The most important matter in the sale of any business is to achieve a maximum price for the company being sold says William D King. This may be an extremely difficult task when you are selling your own law practice for many reasons. Often times there are no true market value for the company. To make matters more complicated, since practicing law is not an exact science (like developing a product) it is often difficult to determine the value of your own business.
Here are some important elements that will help you properly value your legal practice for buy-sell purposes:
1. Objective/Reasonable Evidence –
The basis for any valuation is to establish a reliable measure of objective evidence. Objective evidence includes the application of specific indicators of value based on appropriate data or research.
2. Asset Approach –
The primary method for establishing the value of an individual law practice is the asset approach (which also known as “The Market Approach”) which takes into account all components of your business that can be assigned a market value including: goodwill, client relationships, non-compete agreements, leaseholds and other assets associated with your practice that can be sold in “Arm’s Length” transactions (transactions between unrelated parties).
3. Creditor Claims –
Do not forget to consider any outstanding creditor claims against your company when determining its true worth. For example, if you were involved in a lawsuit and the claimant was awarded monetary damages, this claim against your company will need to be taken into account when determining its value says William D King.
4. Compensation Required –
A crucial element is the required compensation for the owners of the firm during the term of an agreement between buyer and seller (if not sold). If prospective buyers believe that they can acquire a profitable law practice at a discount price (a lower price than expected), most probably these buyers would not be willing to pay more or even make an offer. The required compensation should include: salary, bonus and any fringe benefits including medical insurance.
5. Market Data –
Do not overlook the value of market data. There are many sources for data that can be used to establish an objective standard or “rule of thumb” to use as a basis for determining the worth of your business. These sources include: Martindale-Hubbell, Blue Book and Valuation Products and Services Directory (available from Atlantic Information Services, Inc., 50 South Tenth Street, 16th Floor, and Minneapolis MN 55402).
6. Proprietary Indicators –
In addition, you must also analyze proprietary indicators including the number of attorneys associating with the practice over time, the firm’s history and reputation within the legal community, and the geographic location where the practice has been establish. Marketability is typically viewe as a key indicator that affects valuation. For example, companies that have been in existence for a long period of time and have a good reputation within the community are often more attractive to prospective buyers.

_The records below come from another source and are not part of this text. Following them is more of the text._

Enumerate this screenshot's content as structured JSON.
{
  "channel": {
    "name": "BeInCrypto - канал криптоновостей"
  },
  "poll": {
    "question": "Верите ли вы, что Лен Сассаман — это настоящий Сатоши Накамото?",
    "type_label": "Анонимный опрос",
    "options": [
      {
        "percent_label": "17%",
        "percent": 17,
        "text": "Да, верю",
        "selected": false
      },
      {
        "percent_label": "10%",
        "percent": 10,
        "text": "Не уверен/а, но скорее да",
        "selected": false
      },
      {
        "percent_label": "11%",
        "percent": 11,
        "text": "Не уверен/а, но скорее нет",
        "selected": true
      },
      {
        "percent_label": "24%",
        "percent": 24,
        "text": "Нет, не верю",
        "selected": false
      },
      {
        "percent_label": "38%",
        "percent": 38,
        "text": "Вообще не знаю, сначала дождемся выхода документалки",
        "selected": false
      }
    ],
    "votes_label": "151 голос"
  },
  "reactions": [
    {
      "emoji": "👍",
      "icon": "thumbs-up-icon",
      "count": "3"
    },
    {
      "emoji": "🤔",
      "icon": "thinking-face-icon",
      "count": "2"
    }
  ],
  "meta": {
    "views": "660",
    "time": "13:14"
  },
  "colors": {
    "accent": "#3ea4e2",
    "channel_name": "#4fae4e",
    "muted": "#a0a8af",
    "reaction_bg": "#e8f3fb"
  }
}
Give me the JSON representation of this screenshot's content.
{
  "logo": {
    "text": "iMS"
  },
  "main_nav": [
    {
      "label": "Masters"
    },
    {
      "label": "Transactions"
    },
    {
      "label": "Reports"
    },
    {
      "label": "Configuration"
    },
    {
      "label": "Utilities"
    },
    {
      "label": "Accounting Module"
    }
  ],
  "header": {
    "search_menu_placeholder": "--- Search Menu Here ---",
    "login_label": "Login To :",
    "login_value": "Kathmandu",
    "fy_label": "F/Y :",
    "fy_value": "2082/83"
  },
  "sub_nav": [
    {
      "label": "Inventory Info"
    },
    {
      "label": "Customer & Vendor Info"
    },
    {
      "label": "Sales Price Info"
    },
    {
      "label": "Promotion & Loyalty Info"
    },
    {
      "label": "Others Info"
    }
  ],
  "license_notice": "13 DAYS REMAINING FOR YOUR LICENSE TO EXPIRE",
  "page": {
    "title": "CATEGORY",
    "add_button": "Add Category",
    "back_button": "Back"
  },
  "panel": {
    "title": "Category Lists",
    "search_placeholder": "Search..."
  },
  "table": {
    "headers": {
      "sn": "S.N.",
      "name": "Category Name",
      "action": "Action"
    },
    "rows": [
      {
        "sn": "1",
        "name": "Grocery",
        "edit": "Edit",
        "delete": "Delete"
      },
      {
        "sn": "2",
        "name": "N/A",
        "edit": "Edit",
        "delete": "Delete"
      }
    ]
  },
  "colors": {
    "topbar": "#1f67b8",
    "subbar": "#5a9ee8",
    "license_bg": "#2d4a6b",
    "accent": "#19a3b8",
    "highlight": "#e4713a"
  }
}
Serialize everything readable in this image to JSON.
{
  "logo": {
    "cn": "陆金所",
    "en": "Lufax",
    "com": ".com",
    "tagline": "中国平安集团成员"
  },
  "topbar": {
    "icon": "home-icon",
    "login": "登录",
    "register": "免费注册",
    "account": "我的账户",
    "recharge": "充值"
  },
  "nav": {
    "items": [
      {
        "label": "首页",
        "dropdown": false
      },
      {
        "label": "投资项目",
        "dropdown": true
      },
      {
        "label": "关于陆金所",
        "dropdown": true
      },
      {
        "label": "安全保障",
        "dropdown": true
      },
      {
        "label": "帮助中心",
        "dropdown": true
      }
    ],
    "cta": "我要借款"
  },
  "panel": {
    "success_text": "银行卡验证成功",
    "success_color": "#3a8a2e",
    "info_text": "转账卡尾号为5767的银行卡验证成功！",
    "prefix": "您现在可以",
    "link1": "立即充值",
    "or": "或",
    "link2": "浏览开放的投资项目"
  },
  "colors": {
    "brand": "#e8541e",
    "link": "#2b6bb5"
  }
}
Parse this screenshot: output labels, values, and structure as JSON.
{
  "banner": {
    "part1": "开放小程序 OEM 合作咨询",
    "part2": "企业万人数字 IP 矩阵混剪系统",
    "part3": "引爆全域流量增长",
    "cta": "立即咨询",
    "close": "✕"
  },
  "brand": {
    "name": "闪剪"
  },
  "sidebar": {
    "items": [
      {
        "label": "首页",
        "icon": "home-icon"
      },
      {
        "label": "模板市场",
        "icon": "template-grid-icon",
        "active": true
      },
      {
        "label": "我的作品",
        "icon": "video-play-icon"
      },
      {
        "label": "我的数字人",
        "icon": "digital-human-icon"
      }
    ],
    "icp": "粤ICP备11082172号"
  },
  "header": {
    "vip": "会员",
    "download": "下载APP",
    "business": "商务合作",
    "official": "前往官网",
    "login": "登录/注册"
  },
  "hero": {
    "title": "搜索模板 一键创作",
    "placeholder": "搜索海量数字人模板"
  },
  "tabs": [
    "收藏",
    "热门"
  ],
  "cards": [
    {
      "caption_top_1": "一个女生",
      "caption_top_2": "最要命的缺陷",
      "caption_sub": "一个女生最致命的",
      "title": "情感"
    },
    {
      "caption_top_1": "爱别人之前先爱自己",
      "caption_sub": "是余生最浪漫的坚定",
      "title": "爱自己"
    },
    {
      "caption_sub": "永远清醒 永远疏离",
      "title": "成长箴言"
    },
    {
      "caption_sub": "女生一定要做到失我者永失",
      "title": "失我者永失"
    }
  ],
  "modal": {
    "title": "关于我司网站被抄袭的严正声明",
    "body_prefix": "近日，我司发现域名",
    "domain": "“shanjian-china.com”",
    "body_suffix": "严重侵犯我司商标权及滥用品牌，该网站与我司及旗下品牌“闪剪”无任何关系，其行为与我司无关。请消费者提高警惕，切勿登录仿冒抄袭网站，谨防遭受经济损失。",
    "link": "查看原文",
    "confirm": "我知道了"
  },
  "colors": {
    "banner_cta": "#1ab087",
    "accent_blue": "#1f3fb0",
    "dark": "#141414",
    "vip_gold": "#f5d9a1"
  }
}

7. The “Key Man” Element –
Another important matter is the “key man” element which takes into consideration how much your firm would be impact by any losses experience by owners or attorneys with unique expertise essential to the continued operation of the law practice says, William D King.
8. Liquidity –
Liquidity can also affect valuation. If you are seeking liquidity through an agreement with buyers it may decrease marketability during this period of time due to lack of client continuity (i.e., sellers’ clients do not know buyer). This could result in lower sale price than expected. Since buyers may be able to purchase other firms in the market at a discount.
9. Cash Flow –
You should also consider cash flow when developing an agreement. And determine how it will be utilize by your company once sold (i.e., reinvest in the business, return to shareholders or used for financing purposes). Practice valuation is very much impacted by an individual firm’s management team and operational structure; therefore, proper planning and professionals can help you maximize value of your practice.
As most professionals are aware, the marketability of practice gets impact. By many aspects including client, continuity says, William D King. Marketability can be determine once all factors are consider during negotiations between buyers and sellers. Our market research suggests marketing your assets to multiple identified prospective buyers. Our multi-step sale process results in greater pricing accuracy and overall financial return for both the seller and buyer.